Fucking Cole forgot to close the goddamn gate, which added hours of chasing down the cattle that got out.
Another guy snapped the axle on the trailer, trying to take a shortcut that I specifically told him not to take.
Jess started off the trip hungover as shit and wasn’t even remotely helpful until hours in. ”
Emery kept quiet, letting him vent, letting him unload—but when he turned on her, something in his tone shifted. Sharpened.
“I get that call that June’s sick, and I’m stuck in the middle of goddamn nowhere trying to fucking delegate again because I can’t even take five fucking minutes to check on my own daughter without the whole damn thing falling apart.”

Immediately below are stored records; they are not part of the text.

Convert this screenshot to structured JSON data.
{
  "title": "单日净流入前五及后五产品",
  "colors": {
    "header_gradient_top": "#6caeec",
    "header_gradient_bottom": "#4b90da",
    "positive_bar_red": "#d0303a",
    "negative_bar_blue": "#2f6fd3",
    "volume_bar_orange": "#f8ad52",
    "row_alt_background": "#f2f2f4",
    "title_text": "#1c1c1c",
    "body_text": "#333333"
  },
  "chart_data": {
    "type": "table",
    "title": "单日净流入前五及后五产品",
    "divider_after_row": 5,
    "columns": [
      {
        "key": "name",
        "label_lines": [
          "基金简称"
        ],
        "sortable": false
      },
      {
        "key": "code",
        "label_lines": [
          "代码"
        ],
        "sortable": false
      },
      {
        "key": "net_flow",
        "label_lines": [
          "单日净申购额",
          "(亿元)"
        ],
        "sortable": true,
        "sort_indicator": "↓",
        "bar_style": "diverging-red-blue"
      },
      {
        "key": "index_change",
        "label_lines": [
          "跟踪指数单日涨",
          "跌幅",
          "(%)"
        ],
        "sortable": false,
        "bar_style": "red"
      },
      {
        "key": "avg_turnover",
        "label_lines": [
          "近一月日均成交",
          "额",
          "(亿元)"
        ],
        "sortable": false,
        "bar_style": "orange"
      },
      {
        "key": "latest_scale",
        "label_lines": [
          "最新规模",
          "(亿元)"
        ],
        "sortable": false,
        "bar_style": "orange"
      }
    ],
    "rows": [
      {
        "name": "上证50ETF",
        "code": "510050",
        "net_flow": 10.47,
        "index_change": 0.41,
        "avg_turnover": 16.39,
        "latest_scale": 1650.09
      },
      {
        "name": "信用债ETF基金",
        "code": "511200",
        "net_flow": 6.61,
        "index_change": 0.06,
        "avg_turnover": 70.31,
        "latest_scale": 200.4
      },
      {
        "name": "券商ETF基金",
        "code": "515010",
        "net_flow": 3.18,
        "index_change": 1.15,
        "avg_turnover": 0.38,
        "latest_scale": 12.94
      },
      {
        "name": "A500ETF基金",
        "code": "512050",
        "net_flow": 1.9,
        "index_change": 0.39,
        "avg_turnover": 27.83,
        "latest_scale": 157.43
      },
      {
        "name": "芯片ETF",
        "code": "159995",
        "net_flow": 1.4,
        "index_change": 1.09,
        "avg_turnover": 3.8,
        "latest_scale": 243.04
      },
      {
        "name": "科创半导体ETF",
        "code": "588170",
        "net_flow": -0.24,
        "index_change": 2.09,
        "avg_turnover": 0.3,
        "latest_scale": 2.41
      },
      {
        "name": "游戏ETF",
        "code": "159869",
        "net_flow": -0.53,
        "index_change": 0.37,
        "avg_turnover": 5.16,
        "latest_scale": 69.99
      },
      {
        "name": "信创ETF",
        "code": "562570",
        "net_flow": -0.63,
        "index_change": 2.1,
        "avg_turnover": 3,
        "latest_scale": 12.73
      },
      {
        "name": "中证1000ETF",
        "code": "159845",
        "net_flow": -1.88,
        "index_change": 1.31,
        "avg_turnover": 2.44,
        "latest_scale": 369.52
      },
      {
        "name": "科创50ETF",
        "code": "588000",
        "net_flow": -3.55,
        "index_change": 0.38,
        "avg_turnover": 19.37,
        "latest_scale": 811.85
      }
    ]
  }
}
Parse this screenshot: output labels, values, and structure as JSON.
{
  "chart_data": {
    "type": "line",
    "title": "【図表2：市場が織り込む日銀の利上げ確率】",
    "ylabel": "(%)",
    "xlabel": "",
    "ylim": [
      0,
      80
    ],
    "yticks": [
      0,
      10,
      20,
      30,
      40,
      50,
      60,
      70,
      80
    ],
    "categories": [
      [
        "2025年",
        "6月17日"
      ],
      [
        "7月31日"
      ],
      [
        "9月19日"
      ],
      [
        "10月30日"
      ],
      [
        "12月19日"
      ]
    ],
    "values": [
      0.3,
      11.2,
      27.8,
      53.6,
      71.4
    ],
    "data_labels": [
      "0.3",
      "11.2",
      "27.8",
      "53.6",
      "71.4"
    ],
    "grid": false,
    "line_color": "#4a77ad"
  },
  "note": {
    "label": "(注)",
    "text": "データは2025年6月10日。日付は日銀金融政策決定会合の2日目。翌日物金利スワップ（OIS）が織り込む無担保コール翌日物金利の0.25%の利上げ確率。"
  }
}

Her chest went tight. “Levi—”
He interrupted, “Yeah. I know, thanks for the help.”
The way he said it, it wasn’t gratitude. It was a dismissal. Like she didn’t do enough, or maybe like she’d done too much. Like, he was mad that she stepped in.
She swallowed, her throat suddenly feeling dry. “I was just trying to help.”
“Mhmm,” he said with a hollow laugh, rubbing his face. “Everybody just wants to fix me lately, but maybe I’d be able to take care of my own shit if I wasn’t fixing everything that everyone else was fucking up 24/7.”
That stung. Deep.
Emery took a small step back, her hand tightening around the edge of the counter. “I wasn’t—”
“Look,” Levi cut in, sighing like he was tired of the conversation. “Thanks, okay? Why don’t you just take the rest of the week off? You’ve done plenty.”
The words hit her like a slap. “I’m gonna go shower and check on my kid.”
Leaving Emery standing there, heart pounding, cheeks burning. Hurt. Confused. A growing knot of frustration in her chest.
She looked around—at the spoon still clutched in her hand, the dinner she’d prepped with care, the laundry she’d folded. Thinking about the fever she’d monitored every hour for his daughter. His daughter rocked through a restless nap with a cool rag pressed to her forehead.
The corner of the counter caught her eye .
That envelope from Denny was still hidden in the stack of Levi’s mail; its presence sat like a loaded gun.
The screen door creaked softly as Emery stepped onto the porch, the air cool against her flushed cheeks.
She sat slowly onto the top step, tucking her knees into her chest as the sun began to dip behind the hills, casting that same shade of gold she'd come to love over everything, except the ache sitting heavy in her chest. The silence out here was usually nice.
But tonight, it rattled her nerves, too loud and too quiet all at once.
The letter from Denny echoed in her mind like poison, the words still crawling under her skin.
Promiscuous, manipulative, undeserving.
He was going to smear her name, and no one would question it.
And now this, with Levi…what the hell. She didn’t know what stung more—the words, the coldness in his tone, or the fact that he couldn’t even look at her when he told her to take the week off. A few days ago, he was kissing her senseless and now pushing her aw ay.
She curled her arms tighter around her knees.
Maybe the women at the store were right, she didn’t belong here—didn’t know these people, didn’t understand how to blend in.
Maybe Levi never really wanted her here at all.
Maybe she was just another easy thing in a hard season. A temporary distraction that he regretted the second things got real.
Her throat burned with the weight of it.
Behind her, the porch creaked again, this time quieter, less storm, more hesitation.